Sarah spoke without looking up. “No. He’ll make a mistake. We just have to catch him at it.”
CHAPTER THIRTY-SEVEN
During the lunch hour on February 26, 1993, at 12:18 p.m., a bomb concealed in a rented yellow Ryder truck exploded in level B-2 of the parking garage of the World Trade Center in lower Manhattan. An estimated fifty thousand people were
inside the 110-story skyscraper, one of the World Trade Center’s seven buildings, at the time. Tens of thousands were stranded in offices, stairwells, and elevators as a result of the explosion, including seventeen kindergartners from P.S. 95 in Brooklyn, who were trapped in an elevator. A thousand people were injured, mostly from smoke inhalation, and six were killed.
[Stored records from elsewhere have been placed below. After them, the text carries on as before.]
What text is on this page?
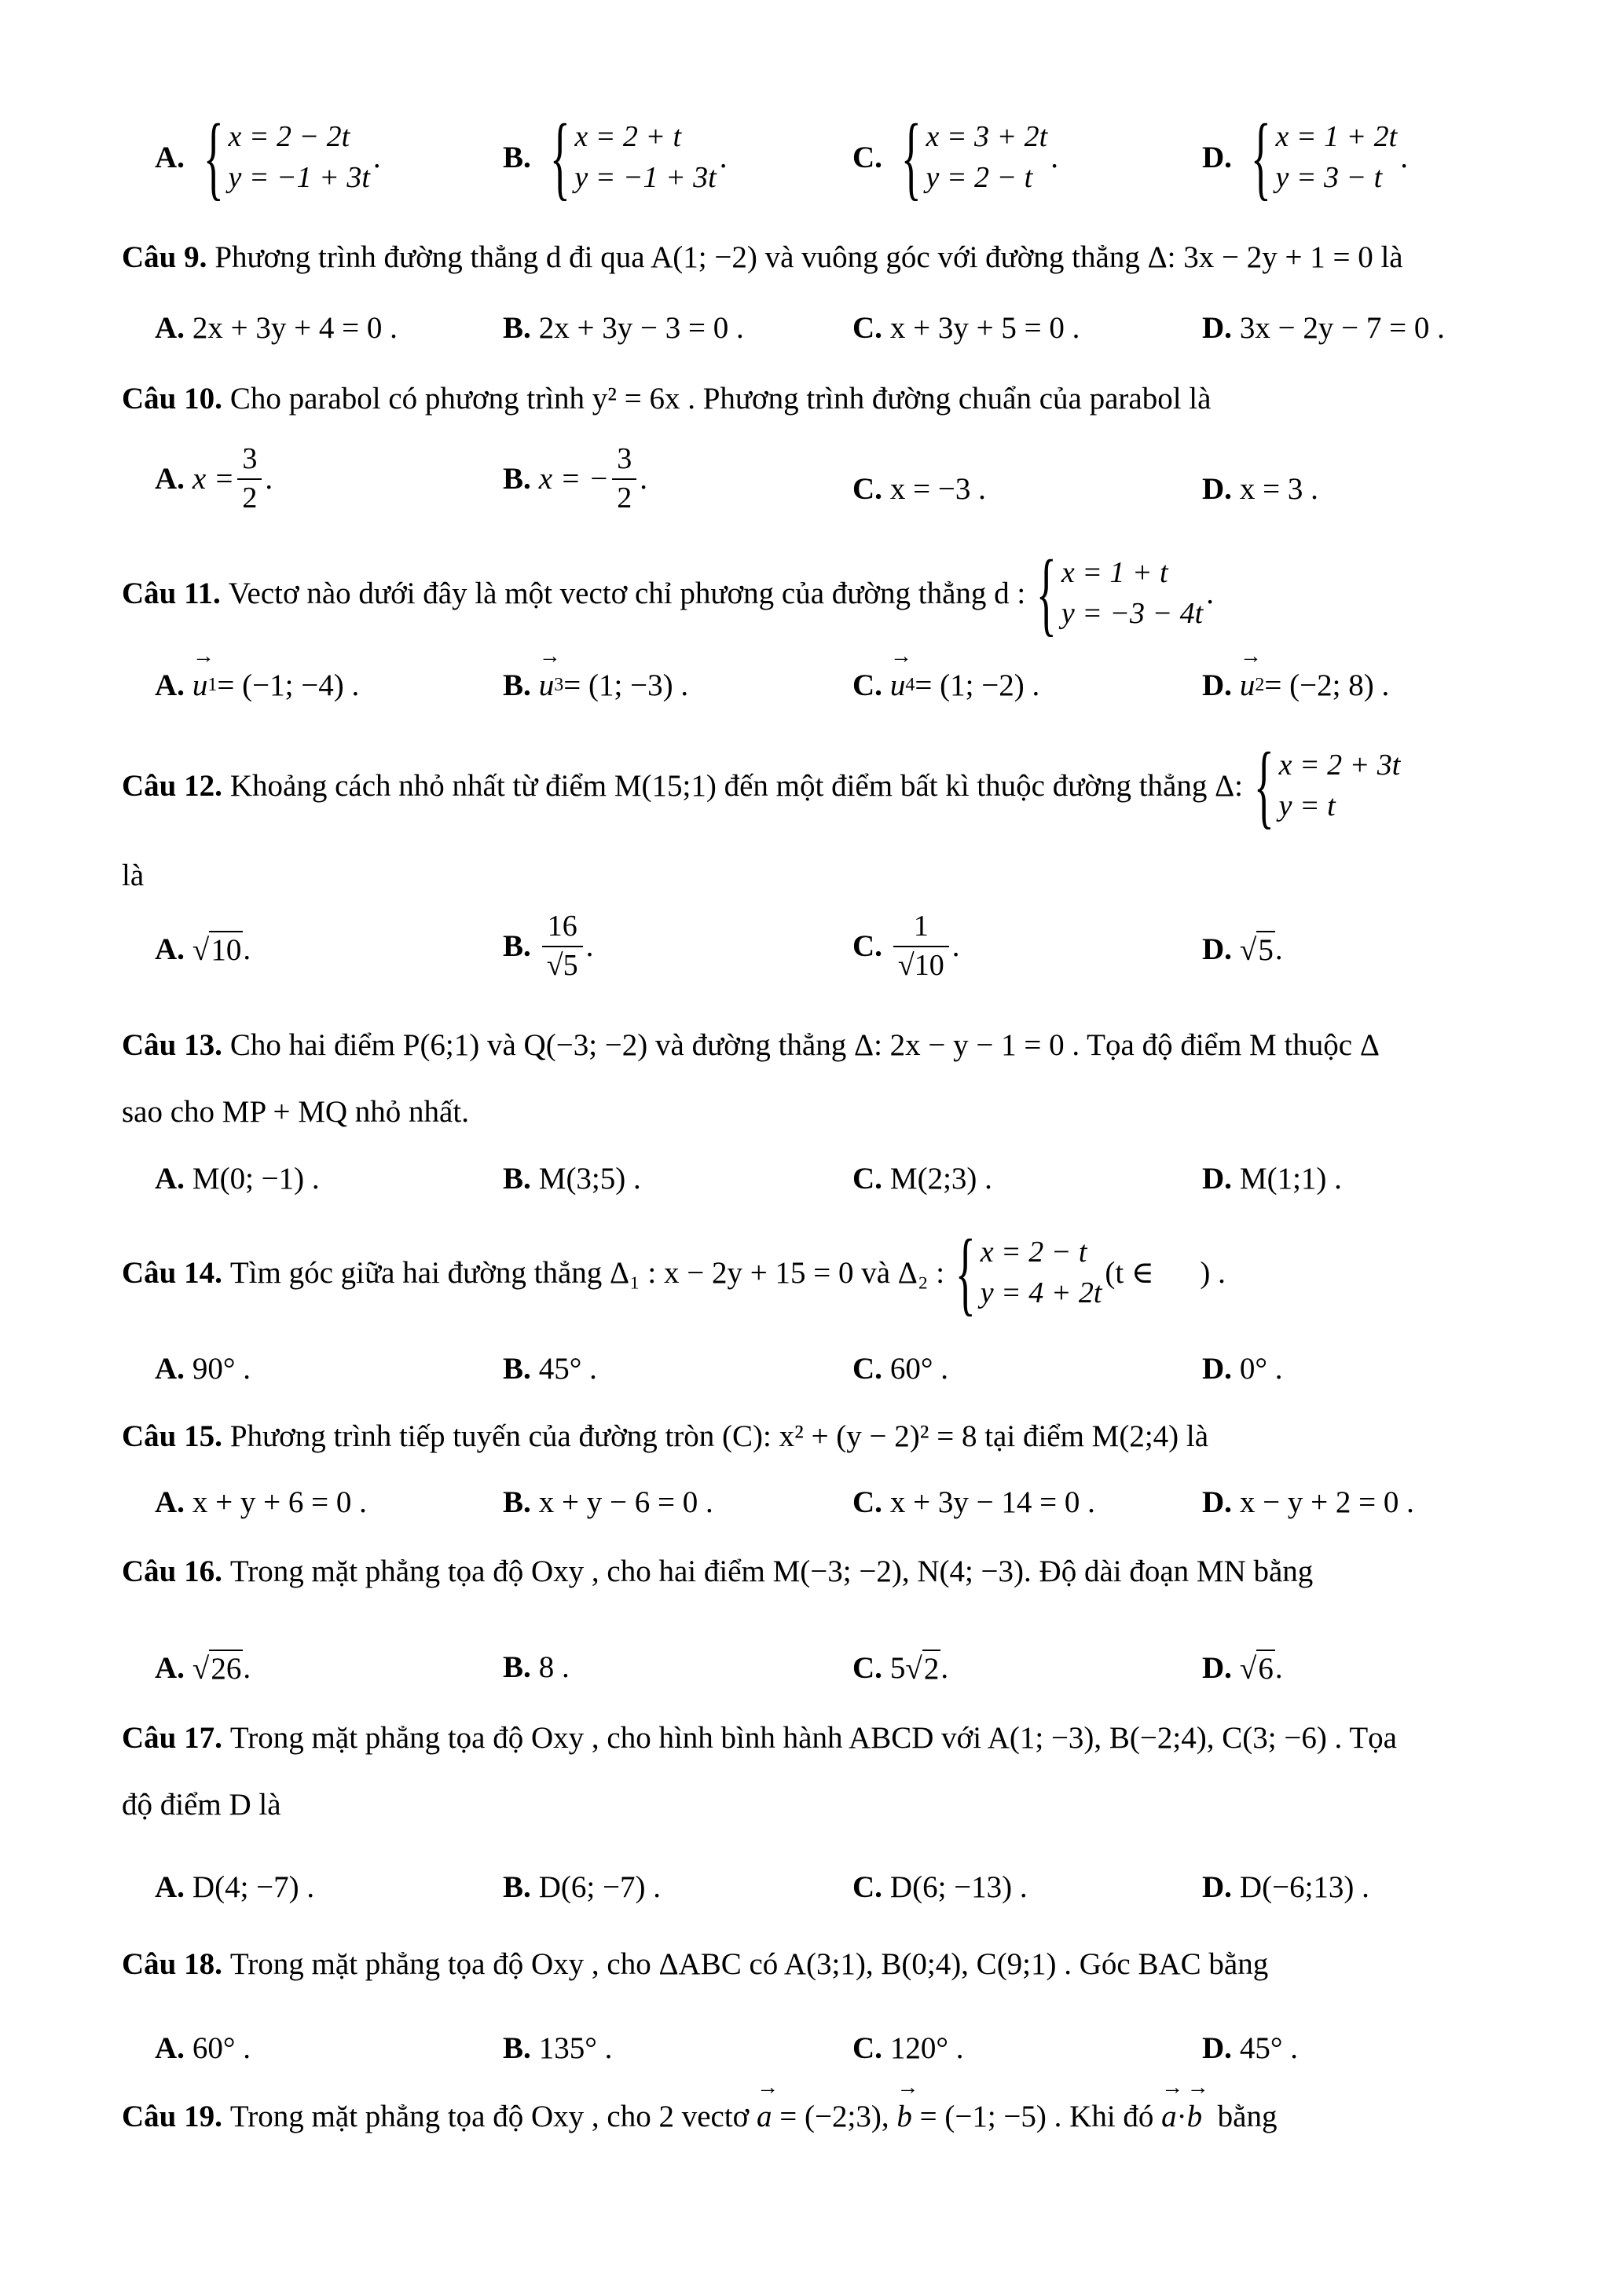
A. { x = 2 − 2t
y = −1 + 3t
.	B. { x = 2 + t
y = −1 + 3t
.	C. { x = 3 + 2t
y = 2 − t
.	D. { x = 1 + 2t
y = 3 − t
.
Câu 9. Phương trình đường thẳng d đi qua A(1; −2) và vuông góc với đường thẳng Δ: 3x − 2y + 1 = 0 là
A. 2x + 3y + 4 = 0 .	B. 2x + 3y − 3 = 0 .	C. x + 3y + 5 = 0 .	D. 3x − 2y − 7 = 0 .
Câu 10. Cho parabol có phương trình y² = 6x . Phương trình đường chuẩn của parabol là
A. $x = \frac{3}{2}$ .	B. x = − $\frac{3}{2}$ .	C. x = −3 .	D. x = 3 .
Câu 11. Vectơ nào dưới đây là một vectơ chỉ phương của đường thẳng d : { x = 1 + t
y = −3 − 4t
.
A. → u 1 = (−1; −4) .	B. → u 3 = (1; −3) .	C. → u 4 = (1; −2) .	D. → u 2 = (−2; 8) .
Câu 12. Khoảng cách nhỏ nhất từ điểm M(15;1) đến một điểm bất kì thuộc đường thẳng Δ: { x = 2 + 3t
y = t
là
A. √ 10 .	B. $\frac{16}{√5}$ .	C. $\frac{1}{√10}$ .	D. √ 5 .
Câu 13. Cho hai điểm P(6;1) và Q(−3; −2) và đường thẳng Δ: 2x − y − 1 = 0 . Tọa độ điểm M thuộc Δ
sao cho MP + MQ nhỏ nhất.
A. M(0; −1) .	B. M(3;5) .	C. M(2;3) .	D. M(1;1) .
Câu 14. Tìm góc giữa hai đường thẳng Δ₁ : x − 2y + 15 = 0 và Δ₂ : { x = 2 − t
y = 4 + 2t
(t ∈      ) .
A. 90° .	B. 45° .	C. 60° .	D. 0° .
Câu 15. Phương trình tiếp tuyến của đường tròn (C): x² + (y − 2)² = 8 tại điểm M(2;4) là
A. x + y + 6 = 0 .	B. x + y − 6 = 0 .	C. x + 3y − 14 = 0 .	D. x − y + 2 = 0 .
Câu 16. Trong mặt phẳng tọa độ Oxy , cho hai điểm M(−3; −2), N(4; −3). Độ dài đoạn MN bằng
A. √ 26 .	B. 8 .	C. 5 √ 2 .	D. √ 6 .
Câu 17. Trong mặt phẳng tọa độ Oxy , cho hình bình hành ABCD với A(1; −3), B(−2;4), C(3; −6) . Tọa
độ điểm D là
A. D(4; −7) .	B. D(6; −7) .	C. D(6; −13) .	D. D(−6;13) .
Câu 18. Trong mặt phẳng tọa độ Oxy , cho ΔABC có A(3;1), B(0;4), C(9;1) . Góc BAC bằng
A. 60° .	B. 135° .	C. 120° .	D. 45° .
Câu 19. Trong mặt phẳng tọa độ Oxy , cho 2 vectơ → a = (−2;3), → b = (−1; −5) . Khi đó → a · → b bằng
One of the great symbols of New York City sustained almost a billion dollars’ worth of damage.
After a painstaking investigation, eight men were subsequently arrested, of whom four were convicted of the bombing after an extraordinary five-month trial during which 207 witnesses were called, ten thousand pages of evidence amassed. The four men, all Arab immigrants, were followers of a blind Muslim cleric in a New Jersey mosque.
This was the worst act of terrorism ever to hit the United States up till that point. The bomb, which was built by amateurs, consisted of twelve hundred pounds of explosive material and three cylinders of hydrogen gas. It cost less than four hundred dollars to make.
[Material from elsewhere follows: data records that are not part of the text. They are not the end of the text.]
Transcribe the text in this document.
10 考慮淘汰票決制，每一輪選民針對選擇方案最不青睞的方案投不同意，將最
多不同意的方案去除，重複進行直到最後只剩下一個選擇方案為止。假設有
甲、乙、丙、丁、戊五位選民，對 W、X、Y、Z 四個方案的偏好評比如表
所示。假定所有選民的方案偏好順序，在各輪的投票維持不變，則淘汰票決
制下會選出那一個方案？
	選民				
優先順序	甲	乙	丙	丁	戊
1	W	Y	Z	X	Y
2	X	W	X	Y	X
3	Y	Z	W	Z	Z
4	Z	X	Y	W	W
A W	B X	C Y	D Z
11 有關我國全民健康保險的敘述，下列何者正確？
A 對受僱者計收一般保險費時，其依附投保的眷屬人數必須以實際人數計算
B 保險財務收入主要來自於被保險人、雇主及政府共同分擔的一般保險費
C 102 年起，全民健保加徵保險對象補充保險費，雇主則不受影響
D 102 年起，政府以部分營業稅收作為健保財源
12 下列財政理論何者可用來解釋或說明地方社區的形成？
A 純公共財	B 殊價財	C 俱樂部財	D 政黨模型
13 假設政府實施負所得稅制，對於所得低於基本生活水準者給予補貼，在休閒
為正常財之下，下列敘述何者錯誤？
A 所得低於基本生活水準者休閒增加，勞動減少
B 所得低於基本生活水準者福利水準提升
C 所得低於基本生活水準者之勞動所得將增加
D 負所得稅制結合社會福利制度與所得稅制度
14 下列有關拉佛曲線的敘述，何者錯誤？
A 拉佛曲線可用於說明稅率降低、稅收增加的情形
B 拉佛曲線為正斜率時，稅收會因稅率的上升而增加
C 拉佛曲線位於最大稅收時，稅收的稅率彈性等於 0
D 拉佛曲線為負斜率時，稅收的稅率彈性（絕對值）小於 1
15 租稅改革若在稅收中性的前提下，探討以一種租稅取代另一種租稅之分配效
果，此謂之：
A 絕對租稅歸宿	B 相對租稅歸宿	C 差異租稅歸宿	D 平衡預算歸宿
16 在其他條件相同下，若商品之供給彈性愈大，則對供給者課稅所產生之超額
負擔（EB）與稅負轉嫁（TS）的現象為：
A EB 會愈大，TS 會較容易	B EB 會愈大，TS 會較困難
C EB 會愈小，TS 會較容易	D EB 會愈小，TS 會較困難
Terrorism experts (an enormous number of them seemed to spring up all at once) all announced that America had lost its innocence, that America’s cities had become fortresses. The security in major buildings, particularly landmarks, was enhanced. Parking garages were no longer quite so easy for just anyone to enter. Concrete stanchions were placed around public spaces so cars could not drive into them. Incoming packages were X-rayed. Visitor passes and employee identification cards were checked more rigorously.
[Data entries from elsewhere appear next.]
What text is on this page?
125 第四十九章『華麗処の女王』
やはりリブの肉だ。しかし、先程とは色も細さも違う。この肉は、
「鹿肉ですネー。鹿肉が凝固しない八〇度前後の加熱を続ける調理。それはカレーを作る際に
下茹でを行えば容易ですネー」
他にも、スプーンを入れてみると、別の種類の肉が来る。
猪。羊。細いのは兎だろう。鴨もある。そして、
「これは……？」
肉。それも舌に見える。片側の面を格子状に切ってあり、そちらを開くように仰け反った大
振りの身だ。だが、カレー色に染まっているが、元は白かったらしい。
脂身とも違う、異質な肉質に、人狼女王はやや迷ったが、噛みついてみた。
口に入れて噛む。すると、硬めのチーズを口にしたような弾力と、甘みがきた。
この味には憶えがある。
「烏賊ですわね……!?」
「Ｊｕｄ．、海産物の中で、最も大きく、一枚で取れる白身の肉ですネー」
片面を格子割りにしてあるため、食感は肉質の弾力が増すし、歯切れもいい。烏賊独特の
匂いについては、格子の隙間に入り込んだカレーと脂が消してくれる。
Unfortunately, that heightened vigilance lasted for only a few months. Although the new security cameras and the concrete stanchions remained in place, the shock of the World Trade Center bombing gradually faded, and people returned to life as usual.
The terrorism experts declared that America had finally joined the ranks of Europe, Latin America, and the Middle East, where terrorism is a regular occurrence. Actually, the United States had seen terrorism before.